The Pizzarussos expressed their gratitude to Sheriff Gene Lillard for his support. With family in law enforcement, they both voiced a pressing concern with recent reform developments.
“A lot of people want to defund [the police] and we can’t afford to have that happen," Christel said. "It’s really important that we have our police officers to support our neighborhoods and our children each and every day.
“Our police officers are our last line of defense in our communities," she added. "Without them, we have no protection. They’re very valuable. To defund them would be horrendous. Can’t do it."

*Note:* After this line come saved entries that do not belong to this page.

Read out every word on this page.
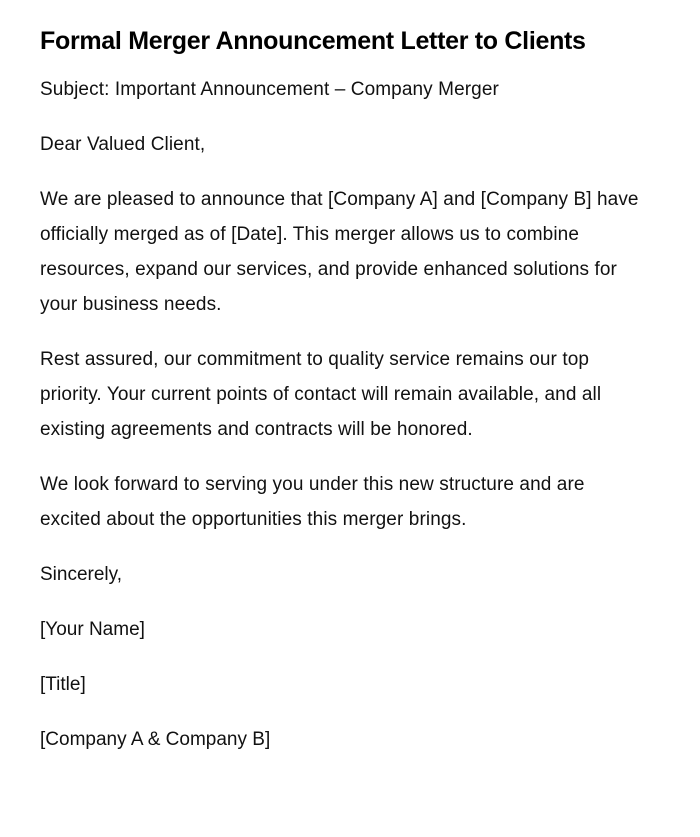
Formal Merger Announcement Letter to Clients

Subject: Important Announcement – Company Merger

Dear Valued Client,

We are pleased to announce that [Company A] and [Company B] have officially merged as of [Date]. This merger allows us to combine resources, expand our services, and provide enhanced solutions for your business needs.

Rest assured, our commitment to quality service remains our top priority. Your current points of contact will remain available, and all existing agreements and contracts will be honored.

We look forward to serving you under this new structure and are excited about the opportunities this merger brings.

Sincerely,

[Your Name]

[Title]

[Company A & Company B]
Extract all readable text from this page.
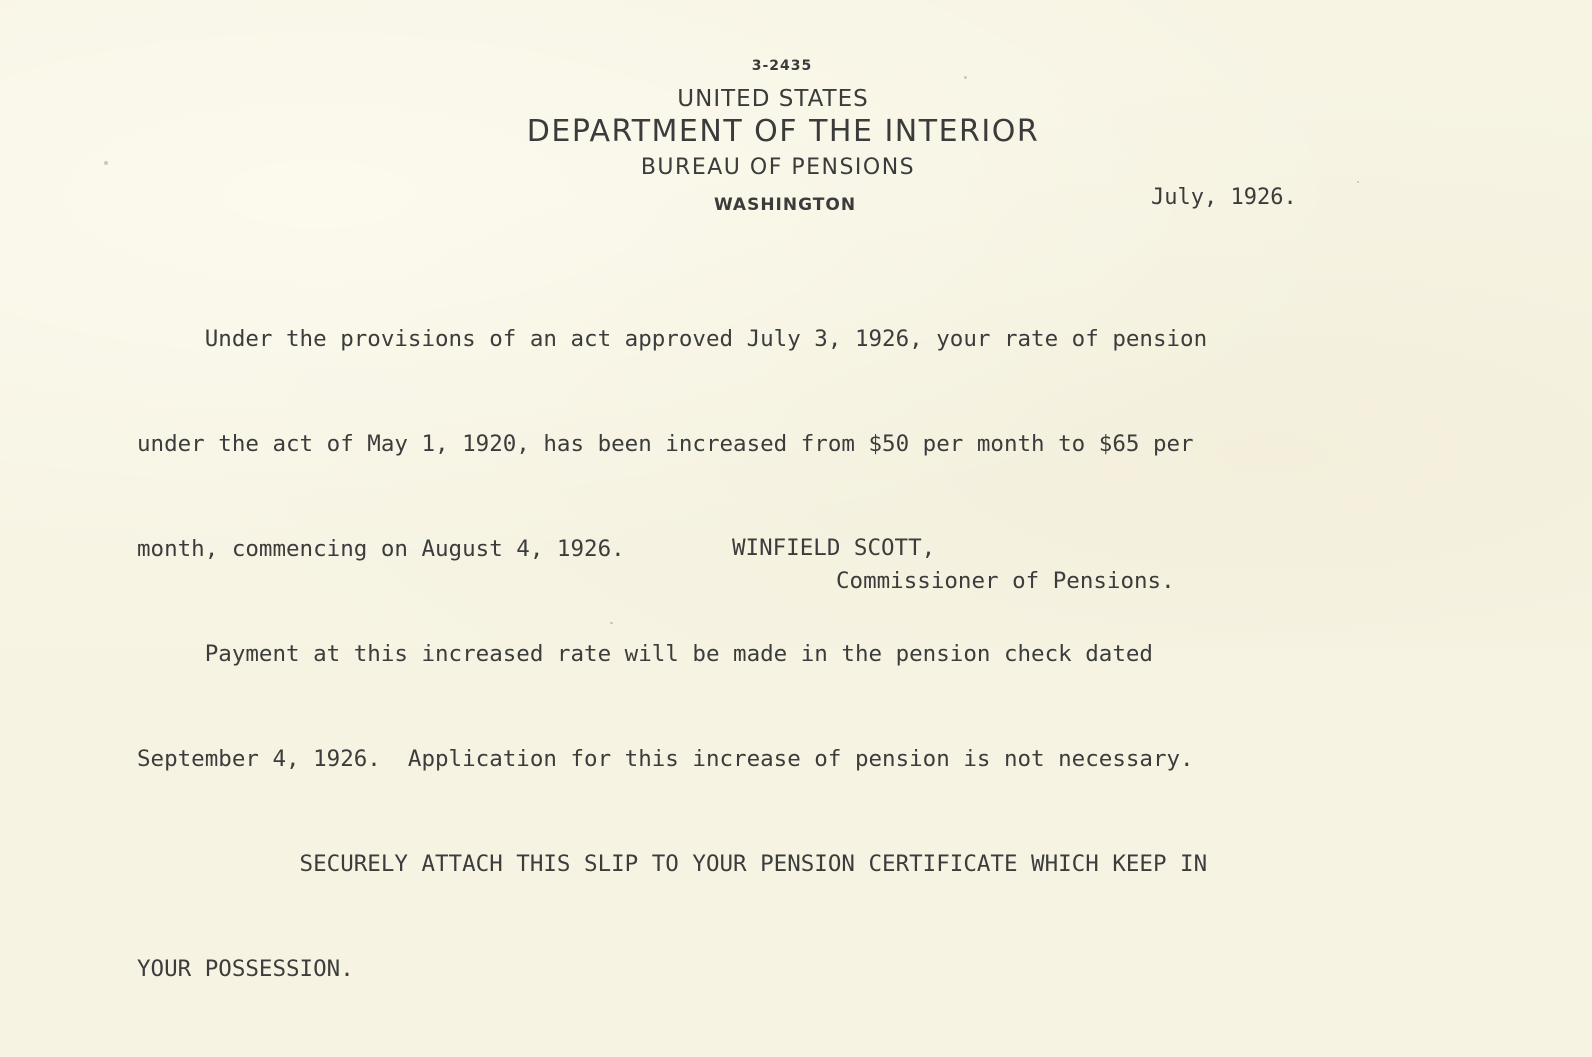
3-2435
UNITED STATES
DEPARTMENT OF THE INTERIOR
BUREAU OF PENSIONS
WASHINGTON	July, 1926.

Under the provisions of an act approved July 3, 1926, your rate of pension

under the act of May 1, 1920, has been increased from $50 per month to $65 per

month, commencing on August 4, 1926.

Payment at this increased rate will be made in the pension check dated

September 4, 1926.  Application for this increase of pension is not necessary.

SECURELY ATTACH THIS SLIP TO YOUR PENSION CERTIFICATE WHICH KEEP IN

YOUR POSSESSION.

WINFIELD SCOTT,
Commissioner of Pensions.
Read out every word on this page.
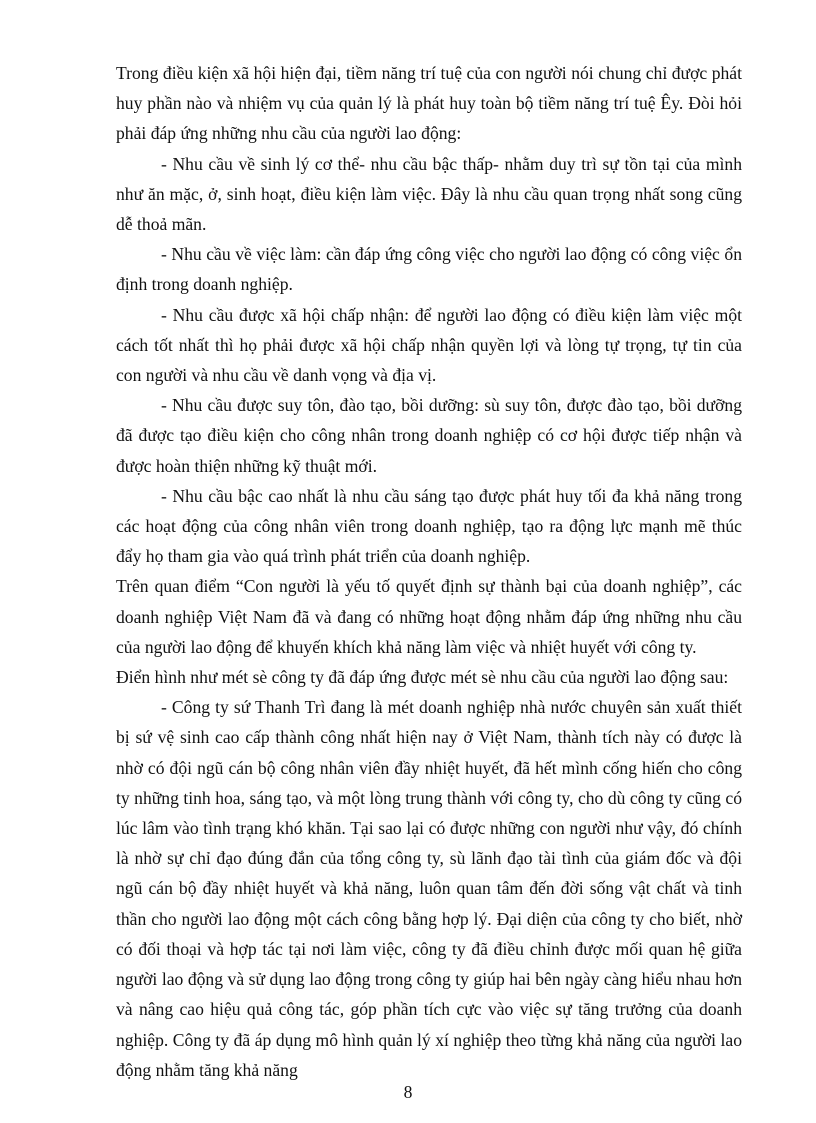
Trong điều kiện xã hội hiện đại, tiềm năng trí tuệ của con người nói chung chỉ được phát huy phần nào và nhiệm vụ của quản lý là phát huy toàn bộ tiềm năng trí tuệ Êy. Đòi hỏi phải đáp ứng những nhu cầu của người lao động:

- Nhu cầu về sinh lý cơ thể- nhu cầu bậc thấp- nhằm duy trì sự tồn tại của mình như ăn mặc, ở, sinh hoạt, điều kiện làm việc. Đây là nhu cầu quan trọng nhất song cũng dễ thoả mãn.

- Nhu cầu về việc làm: cần đáp ứng công việc cho người lao động có công việc ổn định trong doanh nghiệp.

- Nhu cầu được xã hội chấp nhận: để người lao động có điều kiện làm việc một cách tốt nhất thì họ phải được xã hội chấp nhận quyền lợi và lòng tự trọng, tự tin của con người và nhu cầu về danh vọng và địa vị.

- Nhu cầu được suy tôn, đào tạo, bồi dưỡng: sù suy tôn, được đào tạo, bồi dưỡng đã được tạo điều kiện cho công nhân trong doanh nghiệp có cơ hội được tiếp nhận và được hoàn thiện những kỹ thuật mới.

- Nhu cầu bậc cao nhất là nhu cầu sáng tạo được phát huy tối đa khả năng trong các hoạt động của công nhân viên trong doanh nghiệp, tạo ra động lực mạnh mẽ thúc đẩy họ tham gia vào quá trình phát triển của doanh nghiệp.

Trên quan điểm “Con người là yếu tố quyết định sự thành bại của doanh nghiệp”, các doanh nghiệp Việt Nam đã và đang có những hoạt động nhằm đáp ứng những nhu cầu của người lao động để khuyến khích khả năng làm việc và nhiệt huyết với công ty.

Điển hình như mét sè công ty đã đáp ứng được mét sè nhu cầu của người lao động sau:

- Công ty sứ Thanh Trì đang là mét doanh nghiệp nhà nước chuyên sản xuất thiết bị sứ vệ sinh cao cấp thành công nhất hiện nay ở Việt Nam, thành tích này có được là nhờ có đội ngũ cán bộ công nhân viên đầy nhiệt huyết, đã hết mình cống hiến cho công ty những tinh hoa, sáng tạo, và một lòng trung thành với công ty, cho dù công ty cũng có lúc lâm vào tình trạng khó khăn. Tại sao lại có được những con người như vậy, đó chính là nhờ sự chỉ đạo đúng đắn của tổng công ty, sù lãnh đạo tài tình của giám đốc và đội ngũ cán bộ đầy nhiệt huyết và khả năng, luôn quan tâm đến đời sống vật chất và tinh thần cho người lao động một cách công bằng hợp lý. Đại diện của công ty cho biết, nhờ có đối thoại và hợp tác tại nơi làm việc, công ty đã điều chỉnh được mối quan hệ giữa người lao động và sử dụng lao động trong công ty giúp hai bên ngày càng hiểu nhau hơn và nâng cao hiệu quả công tác, góp phần tích cực vào việc sự tăng trưởng của doanh nghiệp. Công ty đã áp dụng mô hình quản lý xí nghiệp theo từng khả năng của người lao động nhằm tăng khả năng

8
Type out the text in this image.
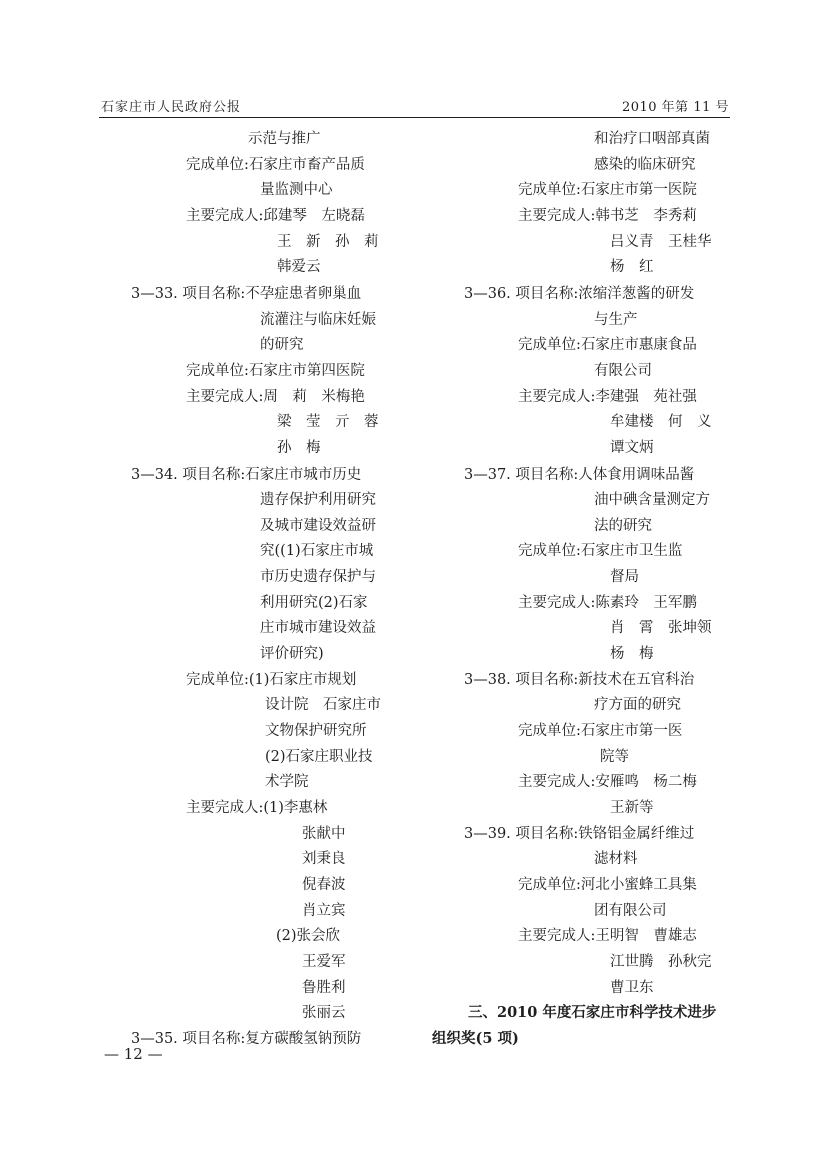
石家庄市人民政府公报	2010 年第 11 号
示范与推广
完成单位:石家庄市畜产品质
量监测中心
主要完成人:邱建琴　左晓磊
王　新　孙　莉
韩爱云
3—33. 项目名称:不孕症患者卵巢血
流灌注与临床妊娠
的研究
完成单位:石家庄市第四医院
主要完成人:周　莉　米梅艳
梁　莹　亓　蓉
孙　梅
3—34. 项目名称:石家庄市城市历史
遗存保护利用研究
及城市建设效益研
究((1)石家庄市城
市历史遗存保护与
利用研究(2)石家
庄市城市建设效益
评价研究)
完成单位:(1)石家庄市规划
设计院　石家庄市
文物保护研究所
(2)石家庄职业技
术学院
主要完成人:(1)李惠林
张献中
刘秉良
倪春波
肖立宾
(2)张会欣
王爱军
鲁胜利
张丽云
3—35. 项目名称:复方碳酸氢钠预防
和治疗口咽部真菌
感染的临床研究
完成单位:石家庄市第一医院
主要完成人:韩书芝　李秀莉
吕义青　王桂华
杨　红
3—36. 项目名称:浓缩洋葱酱的研发
与生产
完成单位:石家庄市惠康食品
有限公司
主要完成人:李建强　苑社强
牟建楼　何　义
谭文炳
3—37. 项目名称:人体食用调味品酱
油中碘含量测定方
法的研究
完成单位:石家庄市卫生监
督局
主要完成人:陈素玲　王军鹏
肖　霄　张坤领
杨　梅
3—38. 项目名称:新技术在五官科治
疗方面的研究
完成单位:石家庄市第一医
院等
主要完成人:安雁鸣　杨二梅
王新等
3—39. 项目名称:铁铬铝金属纤维过
滤材料
完成单位:河北小蜜蜂工具集
团有限公司
主要完成人:王明智　曹雄志
江世腾　孙秋完
曹卫东
三、2010 年度石家庄市科学技术进步
组织奖(5 项)
— 12 —
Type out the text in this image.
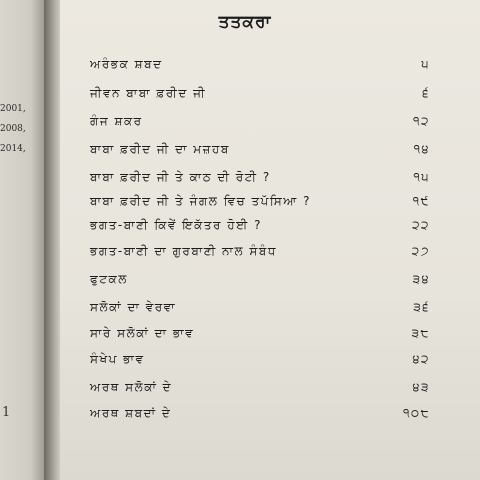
2001,
2008,
2014,
1
ਤਤਕਰਾ
ਅਰੰਭਕ ਸ਼ਬਦ	੫
ਜੀਵਨ ਬਾਬਾ ਫ਼ਰੀਦ ਜੀ	੬
ਗੰਜ ਸ਼ਕਰ	੧੨
ਬਾਬਾ ਫ਼ਰੀਦ ਜੀ ਦਾ ਮਜ਼ਹਬ	੧੪
ਬਾਬਾ ਫ਼ਰੀਦ ਜੀ ਤੇ ਕਾਠ ਦੀ ਰੋਟੀ ?	੧੫
ਬਾਬਾ ਫ਼ਰੀਦ ਜੀ ਤੇ ਜੰਗਲ ਵਿਚ ਤਪੱਸਿਆ ?	੧੯
ਭਗਤ-ਬਾਣੀ ਕਿਵੇਂ ਇਕੱਤਰ ਹੋਈ ?	੨੨
ਭਗਤ-ਬਾਣੀ ਦਾ ਗੁਰਬਾਣੀ ਨਾਲ ਸੰਬੰਧ	੨੭
ਫੁਟਕਲ	੩੪
ਸਲੋਕਾਂ ਦਾ ਵੇਰਵਾ	੩੬
ਸਾਰੇ ਸਲੋਕਾਂ ਦਾ ਭਾਵ	੩੮
ਸੰਖੇਪ ਭਾਵ	੪੨
ਅਰਥ ਸਲੋਕਾਂ ਦੇ	੪੩
ਅਰਥ ਸ਼ਬਦਾਂ ਦੇ	੧੦੮
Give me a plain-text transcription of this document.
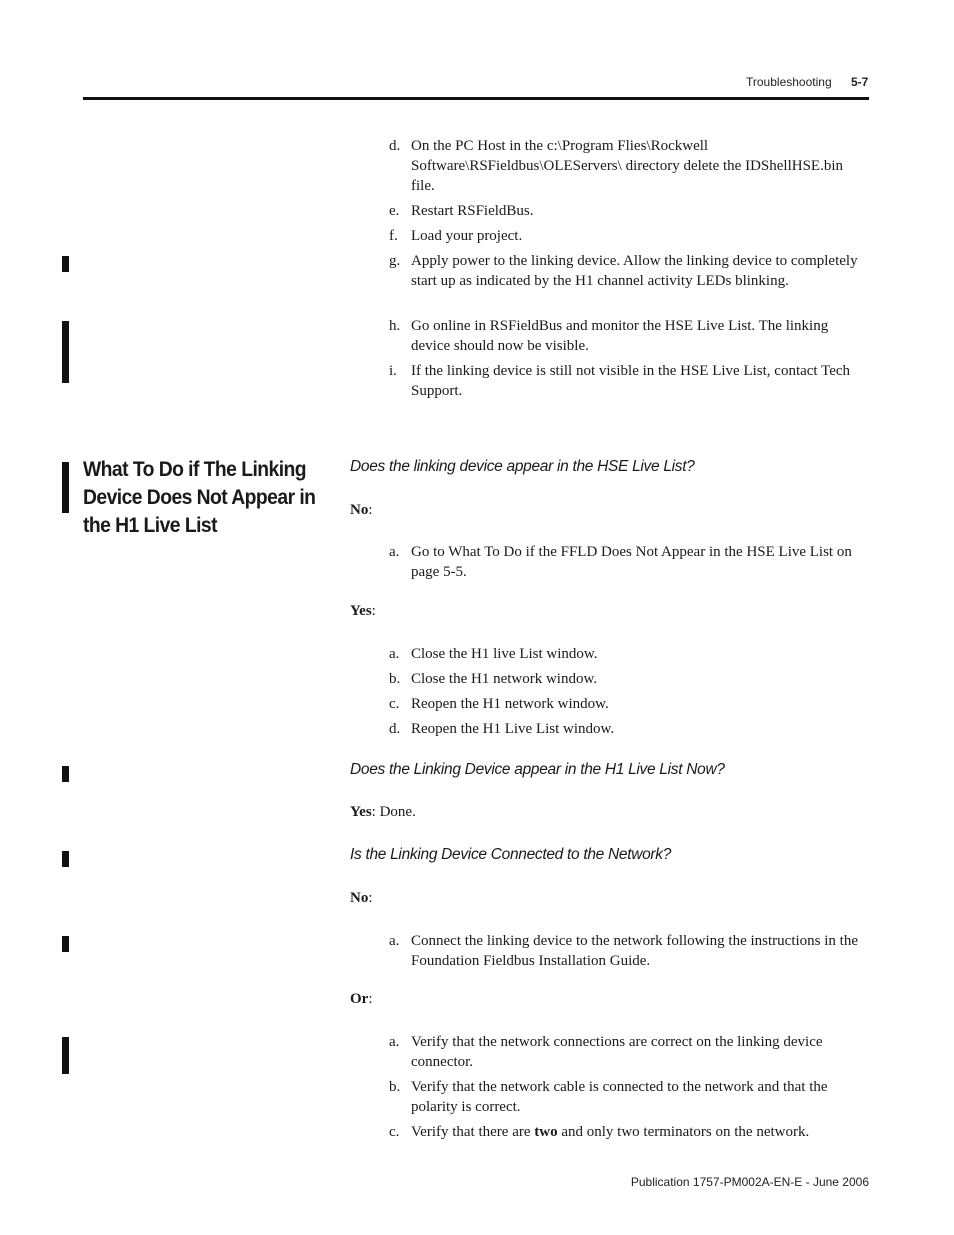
Troubleshooting 5-7
d. On the PC Host in the c:\Program Flies\Rockwell Software\RSFieldbus\OLEServers\ directory delete the IDShellHSE.bin file.
e. Restart RSFieldBus.
f. Load your project.
g. Apply power to the linking device. Allow the linking device to completely start up as indicated by the H1 channel activity LEDs blinking.
h. Go online in RSFieldBus and monitor the HSE Live List. The linking device should now be visible.
i. If the linking device is still not visible in the HSE Live List, contact Tech Support.
What To Do if The Linking Device Does Not Appear in the H1 Live List
Does the linking device appear in the HSE Live List?
No:
a. Go to What To Do if the FFLD Does Not Appear in the HSE Live List on page 5-5.
Yes:
a. Close the H1 live List window.
b. Close the H1 network window.
c. Reopen the H1 network window.
d. Reopen the H1 Live List window.
Does the Linking Device appear in the H1 Live List Now?
Yes: Done.
Is the Linking Device Connected to the Network?
No:
a. Connect the linking device to the network following the instructions in the Foundation Fieldbus Installation Guide.
Or:
a. Verify that the network connections are correct on the linking device connector.
b. Verify that the network cable is connected to the network and that the polarity is correct.
c. Verify that there are two and only two terminators on the network.
Publication 1757-PM002A-EN-E - June 2006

“This is the least thing we can do for them for what they do for us,” Heather said.
Former Rangely officer and sheriff’s deputy in Garfield County Russ Seevers, of Olathe, was at Saturday’s rally. He said defunding the police would result in “utter chaos,” citing concerns about taking away an officer’s ability to respond to a crime if funds are allocated to local organizations.
“If we continue to let the chaos go on, when does it end? When does it stop?” Seevers said.
Christel mentioned the group hopes to plan additional events.